Maturity note. The m-of-n ceremony is implemented and tested as library code (
internal/ca/hierarchy); it is driven today through the Go API, not yet a served REST/UI flow. The assembled issuing CA's key is now persisted, sealed at rest (R3.2): the signer reloads it after a restart, so the CA is not silently rotated (see Configuration → Signer and disaster recovery). HSM/KMS-backed custody (vs. the local sealed key file) and a served, m-of-n break-glass flow remain future work (see Current limitations and the incident-response runbook). This runbook documents the real mechanism and the operating procedure around it.
The model
A ceremony has a purpose (what key it authorizes — a root, an intermediate, or
a rotation) and a threshold m: the number of distinct custodian approvals
required. Custodians approve independently; the CA-key operation is refused until
quorum is reached (ErrQuorumNotMet), and refused again for any operation whose
ceremony has not reached its threshold.
The mechanism, in the hierarchy manager:
StartCeremony(tenant, purpose, threshold)opens an m-of-n ceremony and returns its id.Approve(tenant, ceremonyID, custodian)records one custodian's approval and returns the running approval count. Approvals are de-duplicated per custodian.CreateRoot/CreateIntermediate/Rotate/CrossSignare gated on quorum: each takes aceremonyIDand calls the internalrequireQuorumcheck first, returningErrQuorumNotMet (k of m approvals)until m distinct custodians have approved. On success the ceremony is marked complete and cannot be reused. Cross-signing is gated because it, too, extends trust (it mints a CA certificate under your signing CA).
The ceremony and its approvals are tenant-scoped rows under row-level security
(AN-1): ca_key_ceremonies (with the threshold) and ca_ceremony_approvals.
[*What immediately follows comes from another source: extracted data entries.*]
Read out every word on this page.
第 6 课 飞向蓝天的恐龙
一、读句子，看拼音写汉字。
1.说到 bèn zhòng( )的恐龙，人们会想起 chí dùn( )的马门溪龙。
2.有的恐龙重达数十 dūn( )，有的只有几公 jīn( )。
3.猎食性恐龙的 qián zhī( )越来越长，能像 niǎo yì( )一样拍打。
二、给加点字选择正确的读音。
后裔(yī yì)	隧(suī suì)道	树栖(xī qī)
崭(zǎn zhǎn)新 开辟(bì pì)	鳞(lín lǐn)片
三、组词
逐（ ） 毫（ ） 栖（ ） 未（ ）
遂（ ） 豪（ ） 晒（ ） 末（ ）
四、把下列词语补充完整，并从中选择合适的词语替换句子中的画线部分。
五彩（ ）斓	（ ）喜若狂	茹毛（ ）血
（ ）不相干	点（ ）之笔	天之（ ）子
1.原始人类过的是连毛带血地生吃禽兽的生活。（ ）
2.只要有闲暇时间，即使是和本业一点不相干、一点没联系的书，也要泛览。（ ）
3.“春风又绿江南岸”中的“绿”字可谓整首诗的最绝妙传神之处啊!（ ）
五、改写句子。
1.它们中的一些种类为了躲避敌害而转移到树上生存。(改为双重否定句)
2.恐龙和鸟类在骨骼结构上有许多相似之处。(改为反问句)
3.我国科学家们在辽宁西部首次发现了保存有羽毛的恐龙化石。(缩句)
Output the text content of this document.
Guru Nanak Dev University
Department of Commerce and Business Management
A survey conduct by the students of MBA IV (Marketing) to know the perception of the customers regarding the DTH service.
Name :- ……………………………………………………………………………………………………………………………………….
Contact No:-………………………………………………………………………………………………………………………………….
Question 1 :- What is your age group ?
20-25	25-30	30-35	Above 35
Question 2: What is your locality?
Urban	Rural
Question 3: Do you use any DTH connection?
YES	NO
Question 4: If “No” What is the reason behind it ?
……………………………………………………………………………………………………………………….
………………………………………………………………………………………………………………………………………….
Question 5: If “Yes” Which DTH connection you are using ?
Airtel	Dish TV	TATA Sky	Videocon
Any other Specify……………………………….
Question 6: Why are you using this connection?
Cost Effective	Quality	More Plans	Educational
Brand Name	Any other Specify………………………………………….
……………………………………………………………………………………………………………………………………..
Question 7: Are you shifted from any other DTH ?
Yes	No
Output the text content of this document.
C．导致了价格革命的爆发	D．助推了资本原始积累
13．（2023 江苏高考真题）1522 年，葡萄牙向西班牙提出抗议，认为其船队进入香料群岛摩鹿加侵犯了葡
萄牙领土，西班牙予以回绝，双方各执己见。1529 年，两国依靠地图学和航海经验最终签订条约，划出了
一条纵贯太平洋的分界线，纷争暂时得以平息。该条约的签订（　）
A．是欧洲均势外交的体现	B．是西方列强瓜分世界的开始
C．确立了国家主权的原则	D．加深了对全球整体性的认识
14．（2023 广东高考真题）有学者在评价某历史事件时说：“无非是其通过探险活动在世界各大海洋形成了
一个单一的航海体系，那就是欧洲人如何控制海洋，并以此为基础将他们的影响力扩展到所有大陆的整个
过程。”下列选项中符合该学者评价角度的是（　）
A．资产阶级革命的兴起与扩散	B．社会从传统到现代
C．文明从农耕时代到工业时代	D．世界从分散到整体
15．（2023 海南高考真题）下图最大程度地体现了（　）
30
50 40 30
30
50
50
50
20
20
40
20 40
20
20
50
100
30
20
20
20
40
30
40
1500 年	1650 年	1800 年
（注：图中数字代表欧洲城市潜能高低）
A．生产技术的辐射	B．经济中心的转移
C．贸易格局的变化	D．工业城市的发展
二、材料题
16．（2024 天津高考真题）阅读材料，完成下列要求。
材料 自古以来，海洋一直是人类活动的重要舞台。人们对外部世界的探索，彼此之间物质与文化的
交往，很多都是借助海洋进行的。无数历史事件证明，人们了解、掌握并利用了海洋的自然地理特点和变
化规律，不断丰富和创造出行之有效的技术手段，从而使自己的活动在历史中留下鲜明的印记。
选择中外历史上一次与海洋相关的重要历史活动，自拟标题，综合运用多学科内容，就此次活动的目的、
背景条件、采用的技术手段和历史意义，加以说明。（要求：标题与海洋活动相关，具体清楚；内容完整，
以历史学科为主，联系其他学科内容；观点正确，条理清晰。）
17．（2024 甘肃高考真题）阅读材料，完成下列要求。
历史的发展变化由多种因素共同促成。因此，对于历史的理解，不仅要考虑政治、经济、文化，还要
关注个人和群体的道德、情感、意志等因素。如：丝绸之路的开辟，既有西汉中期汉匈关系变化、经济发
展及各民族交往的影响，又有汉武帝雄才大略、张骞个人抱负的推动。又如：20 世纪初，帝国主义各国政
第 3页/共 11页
Procedure: standing up a new CA
- Convene the custodians. Choose n trusted custodians and a threshold m (e.g. 3-of-5). More than half is the usual floor; pick m so that losing a custodian does not block operations but a single compromised custodian cannot reach quorum alone.
- Open the ceremony for the purpose (root or intermediate) with the chosen threshold m.
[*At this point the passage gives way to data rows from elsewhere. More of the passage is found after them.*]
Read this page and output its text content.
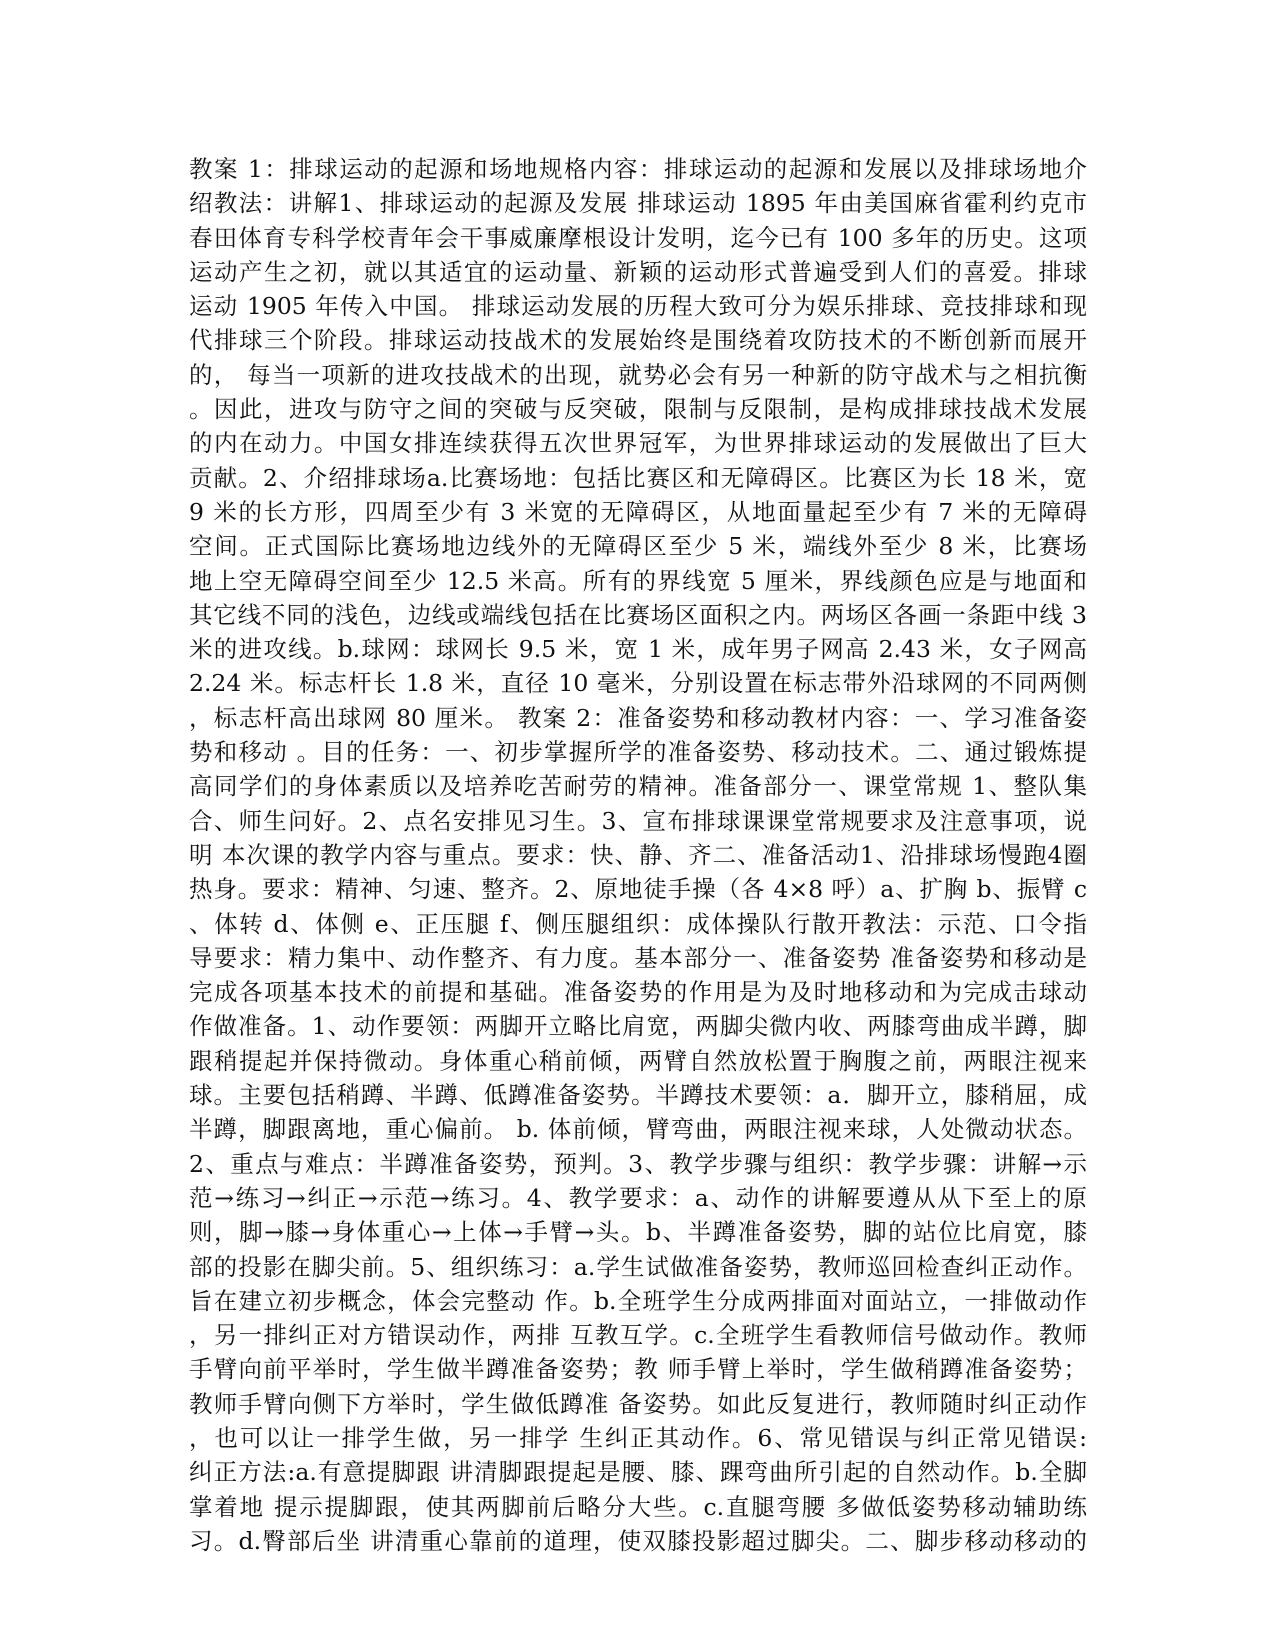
教案 1：排球运动的起源和场地规格内容：排球运动的起源和发展以及排球场地介
绍教法：讲解1、排球运动的起源及发展 排球运动 1895 年由美国麻省霍利约克市
春田体育专科学校青年会干事威廉摩根设计发明，迄今已有 100 多年的历史。这项
运动产生之初，就以其适宜的运动量、新颖的运动形式普遍受到人们的喜爱。排球
运动 1905 年传入中国。 排球运动发展的历程大致可分为娱乐排球、竞技排球和现
代排球三个阶段。排球运动技战术的发展始终是围绕着攻防技术的不断创新而展开
的， 每当一项新的进攻技战术的出现，就势必会有另一种新的防守战术与之相抗衡
。因此，进攻与防守之间的突破与反突破，限制与反限制，是构成排球技战术发展
的内在动力。中国女排连续获得五次世界冠军，为世界排球运动的发展做出了巨大
贡献。2、介绍排球场a.比赛场地：包括比赛区和无障碍区。比赛区为长 18 米，宽
9 米的长方形，四周至少有 3 米宽的无障碍区，从地面量起至少有 7 米的无障碍
空间。正式国际比赛场地边线外的无障碍区至少 5 米，端线外至少 8 米，比赛场
地上空无障碍空间至少 12.5 米高。所有的界线宽 5 厘米，界线颜色应是与地面和
其它线不同的浅色，边线或端线包括在比赛场区面积之内。两场区各画一条距中线 3
米的进攻线。b.球网：球网长 9.5 米，宽 1 米，成年男子网高 2.43 米，女子网高
2.24 米。标志杆长 1.8 米，直径 10 毫米，分别设置在标志带外沿球网的不同两侧
，标志杆高出球网 80 厘米。 教案 2：准备姿势和移动教材内容：一、学习准备姿
势和移动 。目的任务：一、初步掌握所学的准备姿势、移动技术。二、通过锻炼提
高同学们的身体素质以及培养吃苦耐劳的精神。准备部分一、课堂常规 1、整队集
合、师生问好。2、点名安排见习生。3、宣布排球课课堂常规要求及注意事项，说
明 本次课的教学内容与重点。要求：快、静、齐二、准备活动1、沿排球场慢跑4圈
热身。要求：精神、匀速、整齐。2、原地徒手操（各 4×8 呼）a、扩胸 b、振臂 c
、体转 d、体侧 e、正压腿 f、侧压腿组织：成体操队行散开教法：示范、口令指
导要求：精力集中、动作整齐、有力度。基本部分一、准备姿势 准备姿势和移动是
完成各项基本技术的前提和基础。准备姿势的作用是为及时地移动和为完成击球动
作做准备。1、动作要领：两脚开立略比肩宽，两脚尖微内收、两膝弯曲成半蹲，脚
跟稍提起并保持微动。身体重心稍前倾，两臂自然放松置于胸腹之前，两眼注视来
球。主要包括稍蹲、半蹲、低蹲准备姿势。半蹲技术要领：a．脚开立，膝稍屈，成
半蹲，脚跟离地，重心偏前。 b. 体前倾，臂弯曲，两眼注视来球，人处微动状态。
2、重点与难点：半蹲准备姿势，预判。3、教学步骤与组织：教学步骤：讲解→示
范→练习→纠正→示范→练习。4、教学要求：a、动作的讲解要遵从从下至上的原
则，脚→膝→身体重心→上体→手臂→头。b、半蹲准备姿势，脚的站位比肩宽，膝
部的投影在脚尖前。5、组织练习：a.学生试做准备姿势，教师巡回检查纠正动作。
旨在建立初步概念，体会完整动 作。b.全班学生分成两排面对面站立，一排做动作
，另一排纠正对方错误动作，两排 互教互学。c.全班学生看教师信号做动作。教师
手臂向前平举时，学生做半蹲准备姿势；教 师手臂上举时，学生做稍蹲准备姿势；
教师手臂向侧下方举时，学生做低蹲准 备姿势。如此反复进行，教师随时纠正动作
，也可以让一排学生做，另一排学 生纠正其动作。6、常见错误与纠正常见错误:
纠正方法:a.有意提脚跟 讲清脚跟提起是腰、膝、踝弯曲所引起的自然动作。b.全脚
掌着地 提示提脚跟，使其两脚前后略分大些。c.直腿弯腰 多做低姿势移动辅助练
习。d.臀部后坐 讲清重心靠前的道理，使双膝投影超过脚尖。二、脚步移动移动的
- Collect approvals. Each custodian independently reviews the request (purpose, key parameters, the parent CA for an intermediate) and approves. Record who approved and when — the approvals are auditable.
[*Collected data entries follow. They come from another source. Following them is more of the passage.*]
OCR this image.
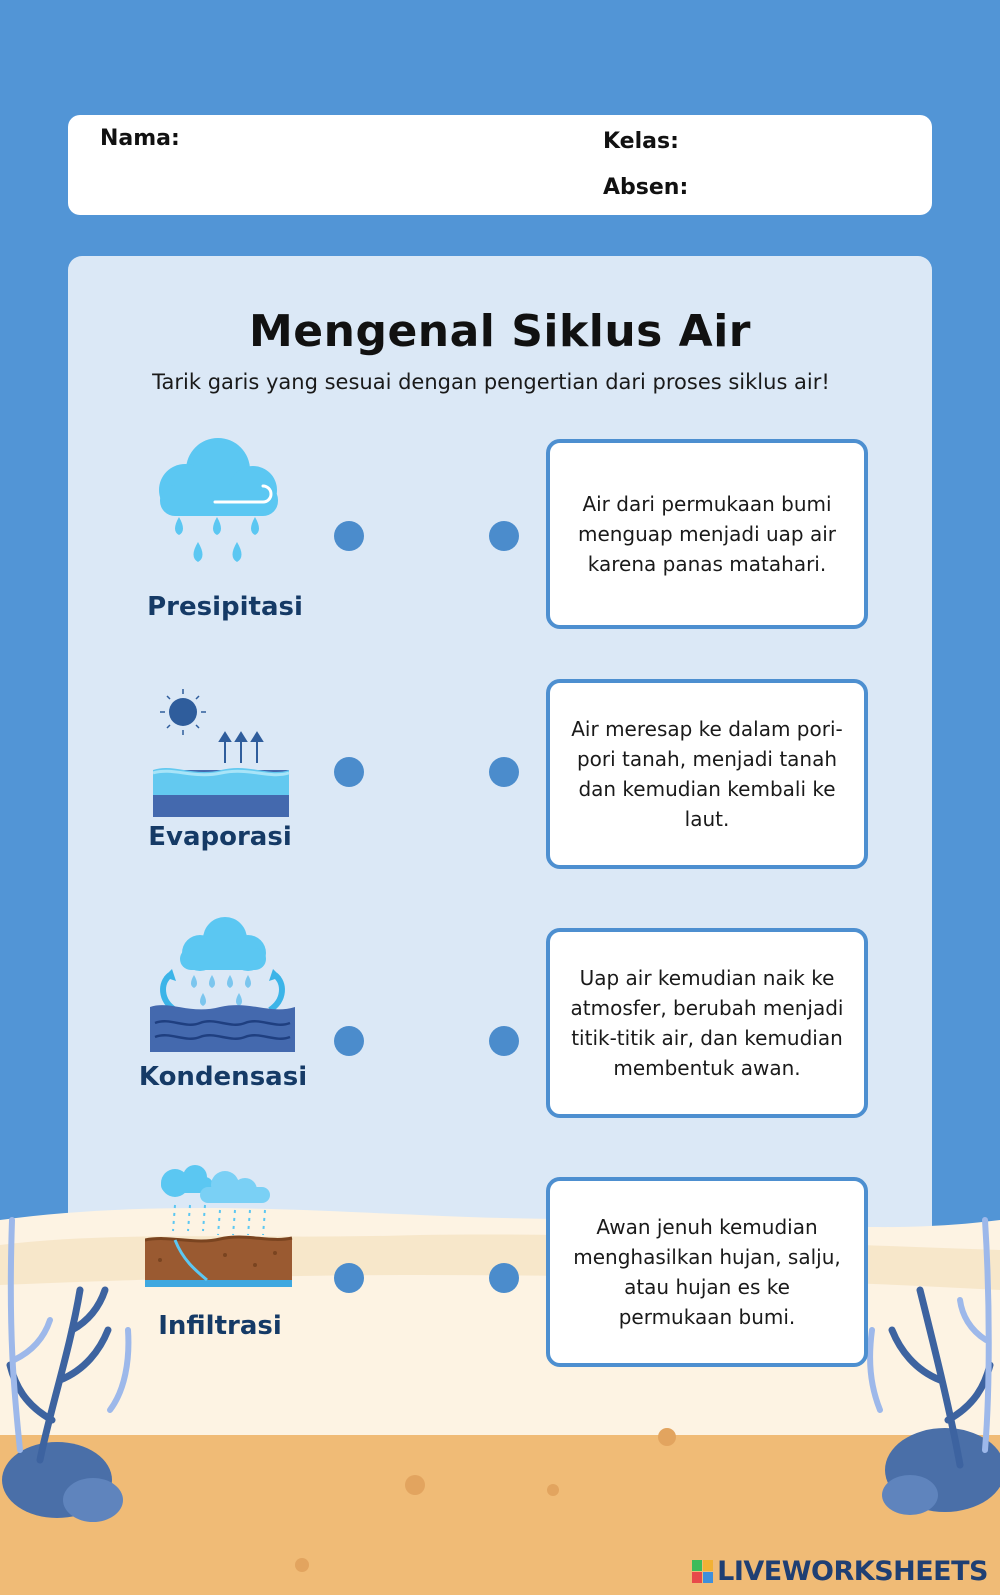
Nama:	Kelas:
Absen:
Mengenal Siklus Air
Tarik garis yang sesuai dengan pengertian dari proses siklus air!
Presipitasi
Evaporasi
Kondensasi
Infiltrasi
Air dari permukaan bumi menguap menjadi uap air karena panas matahari.
Air meresap ke dalam pori-pori tanah, menjadi tanah dan kemudian kembali ke laut.
Uap air kemudian naik ke atmosfer, berubah menjadi titik-titik air, dan kemudian membentuk awan.
Awan jenuh kemudian menghasilkan hujan, salju, atau hujan es ke permukaan bumi.
LIVEWORKSHEETS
- Create the CA. Once m distinct custodians have approved, run the create
(root / intermediate). Before quorum the operation fails closed with
ErrQuorumNotMet. - Distribute trust. Publish the new CA certificate to relying parties; for an intermediate, verify the chain to its parent.
- Record the ceremony in your change-management system alongside the audit trail.
Procedure: rotating a CA
Rotation is the same ceremony, with purpose = rotation:
- Open a rotation ceremony with threshold m and collect m approvals.
- Run
Rotatefor the CA; it is refused until quorum. - If your hierarchy requires cross-signing the new CA, open a separate
cross-sign ceremony and collect its m approvals —
CrossSignis refused until quorum, exactly like the create/rotate operations. Then distribute the new CA and renew issuance under it. - Retire the old key per your policy (and per the incident-response runbook if the rotation is compromise-driven).
Custodian hygiene
- Custodians should be distinct people with independent credentials; do not let one operator hold multiple custodian identities.
- Choose m and n so the loss of one custodian is recoverable but a single compromise cannot mint trust.
- Treat every approval as a logged, attributable action (it is recorded against the ceremony).
See Current limitations for what is served by the binary today versus driven through the Go API, and Disaster recovery for CA-key loss handling.